Last Wednesday (February 8th 2016) we were lucky enough to have Charles W. Clark from the Joint Quantum Institute at NIST as an invited speaker to give a talk about “Twisting the neutron wavefunction”. The talk focused on the importance of fundamental wave theory and how the wave-particle duality of neutrons studied with interferometers (particularly on a Mach-Zehnder configuration) can provide great insight about basic optical principles being applied to matter waves, such as the addition of angular momentum to neutron wavefunctions.
The abstract for his talk can be found below, and he kindly agreed to provide a copy of his presentation slides which you can download here.
We will be updating our blog with subsequent talks from visiting speakers that may visit UCL, so stay tuned!

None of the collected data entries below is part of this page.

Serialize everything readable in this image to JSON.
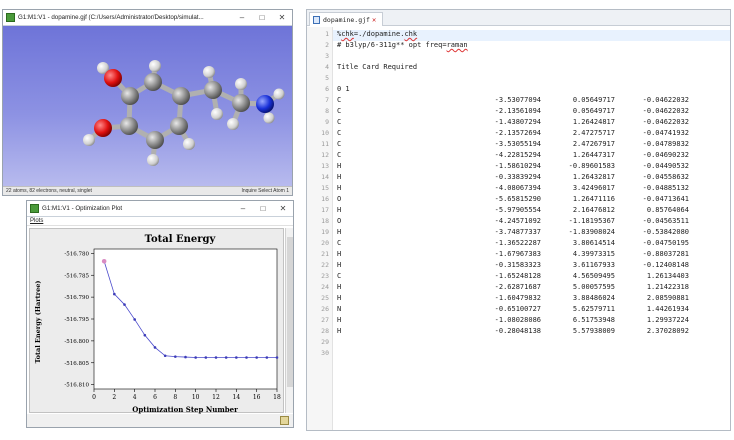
{
  "molecule_window": {
    "title": "G1:M1:V1 - dopamine.gjf (C:/Users/Administrator/Desktop/simulat...",
    "minimize": "–",
    "maximize": "□",
    "close": "✕",
    "status_left": "22 atoms, 82 electrons, neutral, singlet",
    "status_right": "Inquire Select Atom 1"
  },
  "plot_window": {
    "title": "G1:M1:V1 - Optimization Plot",
    "minimize": "–",
    "maximize": "□",
    "close": "✕",
    "menu": "Plots"
  },
  "chart_data": {
    "type": "line",
    "title": "Total Energy",
    "xlabel": "Optimization Step Number",
    "ylabel": "Total Energy (Hartree)",
    "xlim": [
      0,
      18
    ],
    "ylim": [
      -516.811,
      -516.779
    ],
    "xticks": [
      "0",
      "2",
      "4",
      "6",
      "8",
      "10",
      "12",
      "14",
      "16",
      "18"
    ],
    "yticks": [
      "-516.780",
      "-516.785",
      "-516.790",
      "-516.795",
      "-516.800",
      "-516.805",
      "-516.810"
    ],
    "series": [
      {
        "x": [
          1,
          2,
          3,
          4,
          5,
          6,
          7,
          8,
          9,
          10,
          11,
          12,
          13,
          14,
          15,
          16,
          17,
          18
        ],
        "y": [
          -516.7818,
          -516.7893,
          -516.7917,
          -516.7951,
          -516.7987,
          -516.8015,
          -516.8034,
          -516.8036,
          -516.8037,
          -516.8038,
          -516.8038,
          -516.8038,
          -516.8038,
          -516.8038,
          -516.8038,
          -516.8038,
          -516.8038,
          -516.8038
        ]
      }
    ],
    "colors": {
      "line": "#4a4acc",
      "point": "#3c3cb8",
      "first_point": "#d98bc2"
    },
    "grid": false
  },
  "editor": {
    "tab_label": "dopamine.gjf",
    "header_lines": [
      {
        "n": "1",
        "text_pre": "%",
        "text_link": "chk",
        "text_post": "=./dopamine.",
        "text_link2": "chk"
      },
      {
        "n": "2",
        "text": "# b3lyp/6-311g** opt freq=",
        "text_link": "raman"
      },
      {
        "n": "3",
        "text": ""
      },
      {
        "n": "4",
        "text": "Title Card Required"
      },
      {
        "n": "5",
        "text": ""
      },
      {
        "n": "6",
        "text": "0 1"
      }
    ],
    "atoms": [
      {
        "n": "7",
        "el": "C",
        "x": "-3.53077094",
        "y": "0.05649717",
        "z": "-0.04622032"
      },
      {
        "n": "8",
        "el": "C",
        "x": "-2.13561094",
        "y": "0.05649717",
        "z": "-0.04622032"
      },
      {
        "n": "9",
        "el": "C",
        "x": "-1.43807294",
        "y": "1.26424817",
        "z": "-0.04622032"
      },
      {
        "n": "10",
        "el": "C",
        "x": "-2.13572694",
        "y": "2.47275717",
        "z": "-0.04741932"
      },
      {
        "n": "11",
        "el": "C",
        "x": "-3.53055194",
        "y": "2.47267917",
        "z": "-0.04789832"
      },
      {
        "n": "12",
        "el": "C",
        "x": "-4.22815294",
        "y": "1.26447317",
        "z": "-0.04690232"
      },
      {
        "n": "13",
        "el": "H",
        "x": "-1.58610294",
        "y": "-0.89601583",
        "z": "-0.04490532"
      },
      {
        "n": "14",
        "el": "H",
        "x": "-0.33839294",
        "y": "1.26432817",
        "z": "-0.04558632"
      },
      {
        "n": "15",
        "el": "H",
        "x": "-4.08067394",
        "y": "3.42496017",
        "z": "-0.04885132"
      },
      {
        "n": "16",
        "el": "O",
        "x": "-5.65815290",
        "y": "1.26471116",
        "z": "-0.04713641"
      },
      {
        "n": "17",
        "el": "H",
        "x": "-5.97905554",
        "y": "2.16476812",
        "z": "0.85764064"
      },
      {
        "n": "18",
        "el": "O",
        "x": "-4.24571092",
        "y": "-1.18195367",
        "z": "-0.04563511"
      },
      {
        "n": "19",
        "el": "H",
        "x": "-3.74877337",
        "y": "-1.83908024",
        "z": "-0.53842080"
      },
      {
        "n": "20",
        "el": "C",
        "x": "-1.36522287",
        "y": "3.80614514",
        "z": "-0.04750195"
      },
      {
        "n": "21",
        "el": "H",
        "x": "-1.67967383",
        "y": "4.39973315",
        "z": "-0.88037281"
      },
      {
        "n": "22",
        "el": "H",
        "x": "-0.31583323",
        "y": "3.61167933",
        "z": "-0.12408148"
      },
      {
        "n": "23",
        "el": "C",
        "x": "-1.65248128",
        "y": "4.56509495",
        "z": "1.26134403"
      },
      {
        "n": "24",
        "el": "H",
        "x": "-2.62871687",
        "y": "5.00057595",
        "z": "1.21422318"
      },
      {
        "n": "25",
        "el": "H",
        "x": "-1.60479832",
        "y": "3.88486024",
        "z": "2.08590881"
      },
      {
        "n": "26",
        "el": "N",
        "x": "-0.65100727",
        "y": "5.62579711",
        "z": "1.44261934"
      },
      {
        "n": "27",
        "el": "H",
        "x": "-1.08028086",
        "y": "6.51753948",
        "z": "1.29937224"
      },
      {
        "n": "28",
        "el": "H",
        "x": "-0.28048138",
        "y": "5.57938009",
        "z": "2.37028092"
      }
    ],
    "trailing_lines": [
      "29",
      "30"
    ]
  }
}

Twisting the neutron wavefunction
Charles W. Clark, Joint Quantum Institute, University of Maryland , USA
Wave motions in nature were known to the ancients, and their mathematical expression in physics today is essentially the same as that first provided by d’Alembert and Euler in the mid-18th century. Yet it was only in the early 1990s that physicists managed to control a basic property of light waves: their capability of swirling around their own axis of propagation. During the past decade such techniques of control have also been developed for quantum particles: atoms, electrons and neutrons. I will present a simple description of these phenomena, emphasizing the most basic aspects of wave and quantum particle motion. Neutron interferometry offers a poignant perspective on wave- particle duality: at the time one neutron is detected, the next neutron has not yet even been born. Here, indeed, each neutron “then only interferes with itself.” Yet, using macroscopically-machined objects, we are able to twist neutron deBroglie waves with sub-nanometer wavelengths.